Read On: Oct 26, 2013
Reading Time: 8 hours
In The Power of Habit, Charles Duhigg takes us to the thrilling edge of scientific discoveries that explain why habits exist and how they can be changed. With penetrating intelligence and an ability to distill vast amounts of information into engrossing narratives, Duhigg brings to life a whole new understanding of human nature and its potential for transformation. Habits aren’t destiny. As Charles Duhigg shows, by harnessing this new science, we can transform our businesses, our communities, and our lives.
- More than 40% of our daily activities are determined by habits. Habits emerge because the brain is constantly looking for ways to save effort.
- Habit loop consists of:
- Cue: Trigger that tells the brain to go to automatic mode and use a particular habit.
- Reward: Helps the brain to figure out if this loop is worth remembering for the future.
- Habits never really disappear, and your brain can’t tell the difference between good and bad habits. Your bad habits are always lurking around, waiting for the right cues and rewards.
- Habits create a neurological craving (for the reward), and these emerge so slowly that we are blind to their influence. If our craving is not satisfied, we feel disappointed. To overpower a habit, we must determine which craving is driving a habit.
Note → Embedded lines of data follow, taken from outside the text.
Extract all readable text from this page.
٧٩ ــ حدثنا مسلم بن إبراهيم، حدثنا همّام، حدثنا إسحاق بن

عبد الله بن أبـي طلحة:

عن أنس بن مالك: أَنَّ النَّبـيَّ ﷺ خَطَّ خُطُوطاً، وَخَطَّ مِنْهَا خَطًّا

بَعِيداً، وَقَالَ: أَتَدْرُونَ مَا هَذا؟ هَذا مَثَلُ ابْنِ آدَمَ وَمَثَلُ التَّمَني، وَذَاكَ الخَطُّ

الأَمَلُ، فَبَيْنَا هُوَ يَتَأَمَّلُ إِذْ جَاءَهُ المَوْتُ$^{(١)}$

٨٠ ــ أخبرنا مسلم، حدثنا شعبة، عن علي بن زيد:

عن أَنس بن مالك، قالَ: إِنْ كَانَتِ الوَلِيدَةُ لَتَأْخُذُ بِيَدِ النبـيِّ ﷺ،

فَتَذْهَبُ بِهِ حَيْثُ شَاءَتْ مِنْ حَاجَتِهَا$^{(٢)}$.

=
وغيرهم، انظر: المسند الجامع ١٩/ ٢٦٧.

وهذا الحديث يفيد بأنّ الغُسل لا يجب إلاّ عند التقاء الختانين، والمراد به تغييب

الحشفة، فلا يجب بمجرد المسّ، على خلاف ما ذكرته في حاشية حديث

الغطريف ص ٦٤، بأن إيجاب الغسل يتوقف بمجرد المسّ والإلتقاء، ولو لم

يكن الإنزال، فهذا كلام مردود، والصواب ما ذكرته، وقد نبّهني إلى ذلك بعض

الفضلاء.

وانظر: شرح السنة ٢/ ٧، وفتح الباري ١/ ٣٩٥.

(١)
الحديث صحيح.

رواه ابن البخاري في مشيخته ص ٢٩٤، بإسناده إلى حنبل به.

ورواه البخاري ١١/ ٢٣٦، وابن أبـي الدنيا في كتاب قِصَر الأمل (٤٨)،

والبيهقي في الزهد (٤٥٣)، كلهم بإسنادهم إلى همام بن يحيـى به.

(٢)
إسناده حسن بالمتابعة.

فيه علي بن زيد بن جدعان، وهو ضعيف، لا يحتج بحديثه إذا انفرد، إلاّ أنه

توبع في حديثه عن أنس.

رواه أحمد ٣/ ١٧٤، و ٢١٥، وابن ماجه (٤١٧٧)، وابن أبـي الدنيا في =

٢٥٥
- To change a habit, you need to maintain the same old cue and reward, but change the routine. You still need to address the old craving with the new routine. For new habits to survive stressful situation, you also need to believe that change is feasible. Belief is sometimes easier to achieve as part of a community.
To change a habit
- Identify the routine you would like to change.
- Experiment with different rewards, and try to identify the craving and the reward.
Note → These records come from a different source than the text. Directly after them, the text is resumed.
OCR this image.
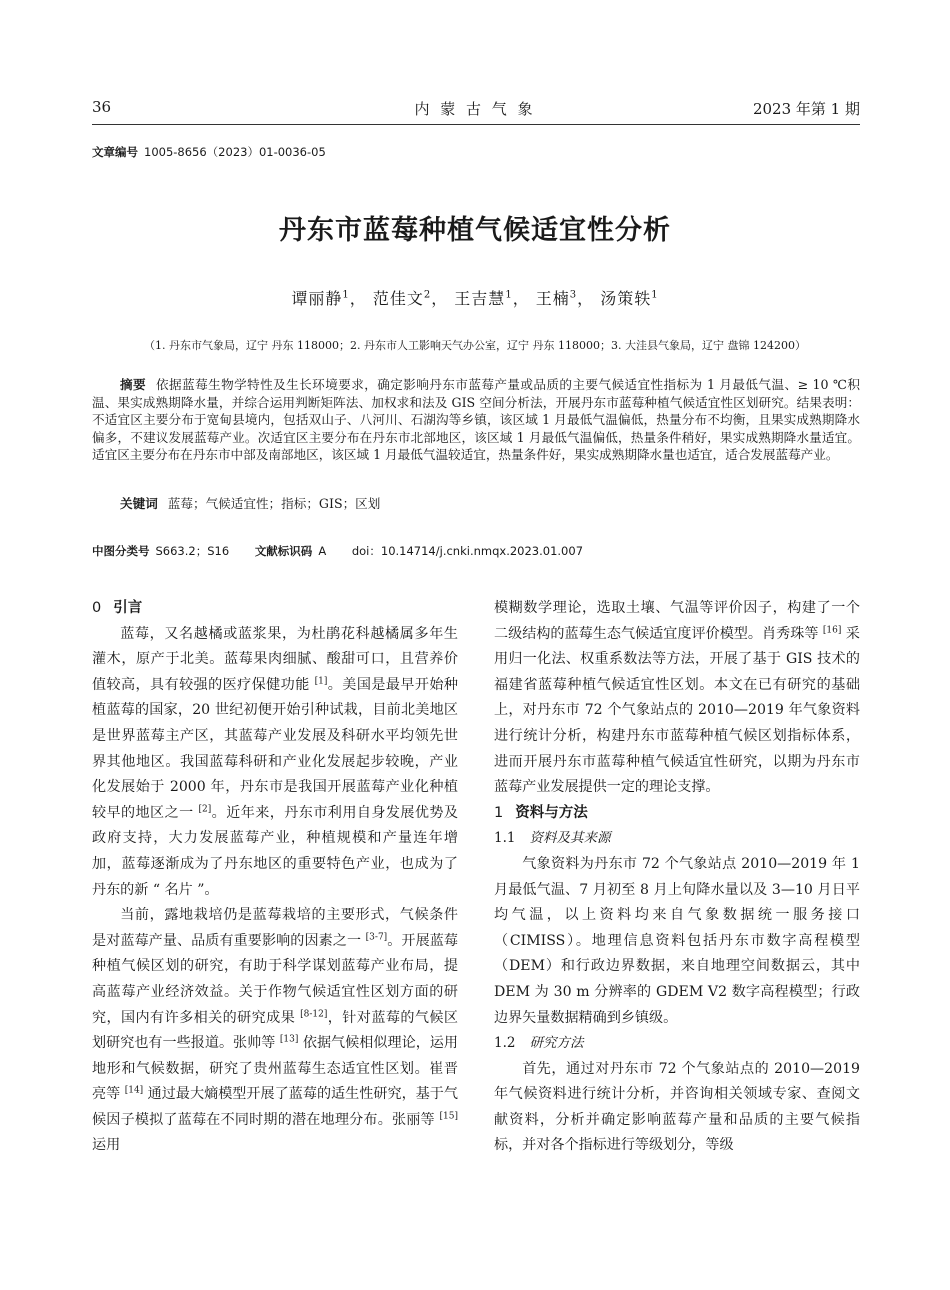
36	内 蒙 古 气 象	2023 年第 1 期
文章编号 1005-8656（2023）01-0036-05
丹东市蓝莓种植气候适宜性分析
谭丽静$^1$， 范佳文$^2$， 王吉慧$^1$， 王楠$^3$， 汤策轶$^1$
（1. 丹东市气象局，辽宁 丹东 118000；2. 丹东市人工影响天气办公室，辽宁 丹东 118000；3. 大洼县气象局，辽宁 盘锦 124200）
摘要 依据蓝莓生物学特性及生长环境要求，确定影响丹东市蓝莓产量或品质的主要气候适宜性指标为 1 月最低气温、≥ 10 ℃积温、果实成熟期降水量，并综合运用判断矩阵法、加权求和法及 GIS 空间分析法，开展丹东市蓝莓种植气候适宜性区划研究。结果表明：不适宜区主要分布于宽甸县境内，包括双山子、八河川、石湖沟等乡镇，该区域 1 月最低气温偏低，热量分布不均衡，且果实成熟期降水偏多，不建议发展蓝莓产业。次适宜区主要分布在丹东市北部地区，该区域 1 月最低气温偏低，热量条件稍好，果实成熟期降水量适宜。适宜区主要分布在丹东市中部及南部地区，该区域 1 月最低气温较适宜，热量条件好，果实成熟期降水量也适宜，适合发展蓝莓产业。
关键词 蓝莓；气候适宜性；指标；GIS；区划
中图分类号 S663.2；S16 文献标识码 A doi：10.14714/j.cnki.nmqx.2023.01.007
0 引言

蓝莓，又名越橘或蓝浆果，为杜鹃花科越橘属多年生灌木，原产于北美。蓝莓果肉细腻、酸甜可口，且营养价值较高，具有较强的医疗保健功能 [1]。美国是最早开始种植蓝莓的国家，20 世纪初便开始引种试栽，目前北美地区是世界蓝莓主产区，其蓝莓产业发展及科研水平均领先世界其他地区。我国蓝莓科研和产业化发展起步较晚，产业化发展始于 2000 年，丹东市是我国开展蓝莓产业化种植较早的地区之一 [2]。近年来，丹东市利用自身发展优势及政府支持，大力发展蓝莓产业，种植规模和产量连年增加，蓝莓逐渐成为了丹东地区的重要特色产业，也成为了丹东的新 “ 名片 ”。

当前，露地栽培仍是蓝莓栽培的主要形式，气候条件是对蓝莓产量、品质有重要影响的因素之一 [3-7]。开展蓝莓种植气候区划的研究，有助于科学谋划蓝莓产业布局，提高蓝莓产业经济效益。关于作物气候适宜性区划方面的研究，国内有许多相关的研究成果 [8-12]，针对蓝莓的气候区划研究也有一些报道。张帅等 [13] 依据气候相似理论，运用地形和气候数据，研究了贵州蓝莓生态适宜性区划。崔晋亮等 [14] 通过最大熵模型开展了蓝莓的适生性研究，基于气候因子模拟了蓝莓在不同时期的潜在地理分布。张丽等 [15] 运用

模糊数学理论，选取土壤、气温等评价因子，构建了一个二级结构的蓝莓生态气候适宜度评价模型。肖秀珠等 [16] 采用归一化法、权重系数法等方法，开展了基于 GIS 技术的福建省蓝莓种植气候适宜性区划。本文在已有研究的基础上，对丹东市 72 个气象站点的 2010—2019 年气象资料进行统计分析，构建丹东市蓝莓种植气候区划指标体系，进而开展丹东市蓝莓种植气候适宜性研究，以期为丹东市蓝莓产业发展提供一定的理论支撑。

1 资料与方法
1.1 资料及其来源

气象资料为丹东市 72 个气象站点 2010—2019 年 1 月最低气温、7 月初至 8 月上旬降水量以及 3—10 月日平均气温，以上资料均来自气象数据统一服务接口（CIMISS）。地理信息资料包括丹东市数字高程模型（DEM）和行政边界数据，来自地理空间数据云，其中 DEM 为 30 m 分辨率的 GDEM V2 数字高程模型；行政边界矢量数据精确到乡镇级。

1.2 研究方法

首先，通过对丹东市 72 个气象站点的 2010—2019 年气候资料进行统计分析，并咨询相关领域专家、查阅文献资料，分析并确定影响蓝莓产量和品质的主要气候指标，并对各个指标进行等级划分，等级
- Isolate the cue. It can be
- Emotional State
- Other people
- An immediately preceding action.
- Keystone habits, over time, transform everything. Exercising is a good example of a keystone habit. People who exercise:
- are more productive at work.
- Smoke less
- Are more patient with their families
- Do better financially.
- Small wins are a part of how keystone habits create widespread change.
- The best way to strengthen willpower is to make it a habit. Experiments show that once people strengthen willpower in one area in their lives (exercise, finance etc), it touches everything else (diet, drinking …).
- Like humans, most organizations are guided by long-held habits. Leaders should strive to cultivate habits that create real and balanced peace, and make it clear who’s in charge.
- When change is needed, leaders seize the possiblities created by a crisis. During turmoil, organizational habits become malleable enough to both assign responsibility and create a more equitable balance of power.
- People’s buying habits are more likely to change when they go through a major life event
This was such a great read and I got a lot out of it. I think of my long term goals in terms of habits to be developed. Some good habits I am trying to stick to are working out, sleeping on time, limiting my caffeine and eating less sugar. Even focusing on my side project consistently has become a habit. I am definitely buying copies of this book for my family and friends.